Charlie had drunk less than the Lions, and he had drunk the orange juice and the soup as well, which diluted the effect, but he had had enough.
Sergei stopped jumping around and yelling. It wasn’t working.
So what else?
He thought. Why was Charlie more awake than the Lions, though he was smaller and therefore more susceptible?
Soup. Orange juice.
Spitting and cursing, Sergei leapt out the window again and snaked his way swiftly back to the marketplace.
Sure enough, in the corner where the detritus of the day’s stalls was piled up, waiting to be taken to the dump, lay a lot of only slightly rotten oranges. Some children were going through the stuff, looking for anything good enough to eat or sell, but they didn’t mind the scrawny cat who was trying to roll oranges away. They liked him actually. They laughed, and one little girl in a pink silky dress decided to help him. Sergei played with them, nudging the oranges, pretending to talk to the children.

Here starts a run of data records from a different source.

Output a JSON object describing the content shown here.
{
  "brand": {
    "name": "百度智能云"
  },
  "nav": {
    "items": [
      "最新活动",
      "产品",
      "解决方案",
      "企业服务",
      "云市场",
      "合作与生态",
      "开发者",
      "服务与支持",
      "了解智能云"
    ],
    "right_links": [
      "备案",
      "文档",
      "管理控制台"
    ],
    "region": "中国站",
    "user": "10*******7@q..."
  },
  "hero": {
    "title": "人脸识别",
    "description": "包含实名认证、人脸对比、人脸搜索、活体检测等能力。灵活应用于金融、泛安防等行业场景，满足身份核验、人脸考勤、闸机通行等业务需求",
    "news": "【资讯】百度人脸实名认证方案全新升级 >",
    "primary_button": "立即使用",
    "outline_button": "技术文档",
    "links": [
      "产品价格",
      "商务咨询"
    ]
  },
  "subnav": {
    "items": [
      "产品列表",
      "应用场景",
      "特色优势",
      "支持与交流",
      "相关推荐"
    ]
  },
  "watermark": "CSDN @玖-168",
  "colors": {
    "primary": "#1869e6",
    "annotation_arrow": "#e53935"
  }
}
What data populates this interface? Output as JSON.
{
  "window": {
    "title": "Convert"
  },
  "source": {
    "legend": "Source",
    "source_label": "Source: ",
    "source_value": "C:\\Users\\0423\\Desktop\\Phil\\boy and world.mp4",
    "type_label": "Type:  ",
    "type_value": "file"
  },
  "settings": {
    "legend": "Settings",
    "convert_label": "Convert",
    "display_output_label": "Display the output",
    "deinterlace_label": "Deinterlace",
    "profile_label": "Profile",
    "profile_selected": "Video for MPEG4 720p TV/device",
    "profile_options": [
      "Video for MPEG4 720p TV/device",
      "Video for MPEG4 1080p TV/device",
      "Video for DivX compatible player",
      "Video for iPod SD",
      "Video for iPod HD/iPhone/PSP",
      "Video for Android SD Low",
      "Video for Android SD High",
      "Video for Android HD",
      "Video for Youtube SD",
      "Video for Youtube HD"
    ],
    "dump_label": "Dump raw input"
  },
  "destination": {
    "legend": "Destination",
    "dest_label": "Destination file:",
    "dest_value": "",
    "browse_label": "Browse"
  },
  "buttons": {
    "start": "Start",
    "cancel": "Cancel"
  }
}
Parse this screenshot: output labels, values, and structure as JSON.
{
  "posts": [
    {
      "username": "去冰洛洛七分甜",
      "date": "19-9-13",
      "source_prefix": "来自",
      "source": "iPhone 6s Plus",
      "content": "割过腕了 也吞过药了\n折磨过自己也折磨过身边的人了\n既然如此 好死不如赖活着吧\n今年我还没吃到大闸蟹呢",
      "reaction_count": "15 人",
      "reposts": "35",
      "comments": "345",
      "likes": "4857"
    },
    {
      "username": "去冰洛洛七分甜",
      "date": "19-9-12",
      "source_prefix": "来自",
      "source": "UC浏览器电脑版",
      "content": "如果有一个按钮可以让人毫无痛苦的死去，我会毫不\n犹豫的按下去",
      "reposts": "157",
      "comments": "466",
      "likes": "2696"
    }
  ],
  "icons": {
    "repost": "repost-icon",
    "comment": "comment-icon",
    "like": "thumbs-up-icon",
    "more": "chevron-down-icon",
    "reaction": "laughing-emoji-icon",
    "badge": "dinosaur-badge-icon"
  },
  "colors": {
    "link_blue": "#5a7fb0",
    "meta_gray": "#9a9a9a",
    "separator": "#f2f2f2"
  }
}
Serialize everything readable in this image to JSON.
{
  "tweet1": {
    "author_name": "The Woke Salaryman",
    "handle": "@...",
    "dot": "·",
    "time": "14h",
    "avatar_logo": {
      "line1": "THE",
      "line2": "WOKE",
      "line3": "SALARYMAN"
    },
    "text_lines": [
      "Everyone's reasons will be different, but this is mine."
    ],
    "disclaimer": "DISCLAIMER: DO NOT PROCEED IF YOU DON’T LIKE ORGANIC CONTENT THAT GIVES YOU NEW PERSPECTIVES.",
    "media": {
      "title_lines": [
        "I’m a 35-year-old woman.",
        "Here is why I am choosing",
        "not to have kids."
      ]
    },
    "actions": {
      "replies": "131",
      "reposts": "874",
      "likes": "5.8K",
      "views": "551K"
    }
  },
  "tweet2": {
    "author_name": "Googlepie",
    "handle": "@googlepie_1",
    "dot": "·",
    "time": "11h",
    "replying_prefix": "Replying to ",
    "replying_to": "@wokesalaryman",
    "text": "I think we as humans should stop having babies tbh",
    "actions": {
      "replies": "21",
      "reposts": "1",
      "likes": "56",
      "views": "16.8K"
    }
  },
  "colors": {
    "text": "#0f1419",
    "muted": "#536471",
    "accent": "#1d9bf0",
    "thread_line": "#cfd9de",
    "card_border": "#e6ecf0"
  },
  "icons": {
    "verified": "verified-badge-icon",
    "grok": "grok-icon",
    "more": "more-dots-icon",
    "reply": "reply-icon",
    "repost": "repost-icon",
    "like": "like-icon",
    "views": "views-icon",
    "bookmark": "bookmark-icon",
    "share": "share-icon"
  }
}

Before long, a group of six skinny kids was carrying handfuls of oranges down to the old hammam, and throwing them in the window, because it amused the skinny cat. They were sad when he jumped in after the oranges and wouldn’t come out again, but then the father of one of them came along shouting and wanting to know what they were doing out so late, so they ran off back to the marketplace.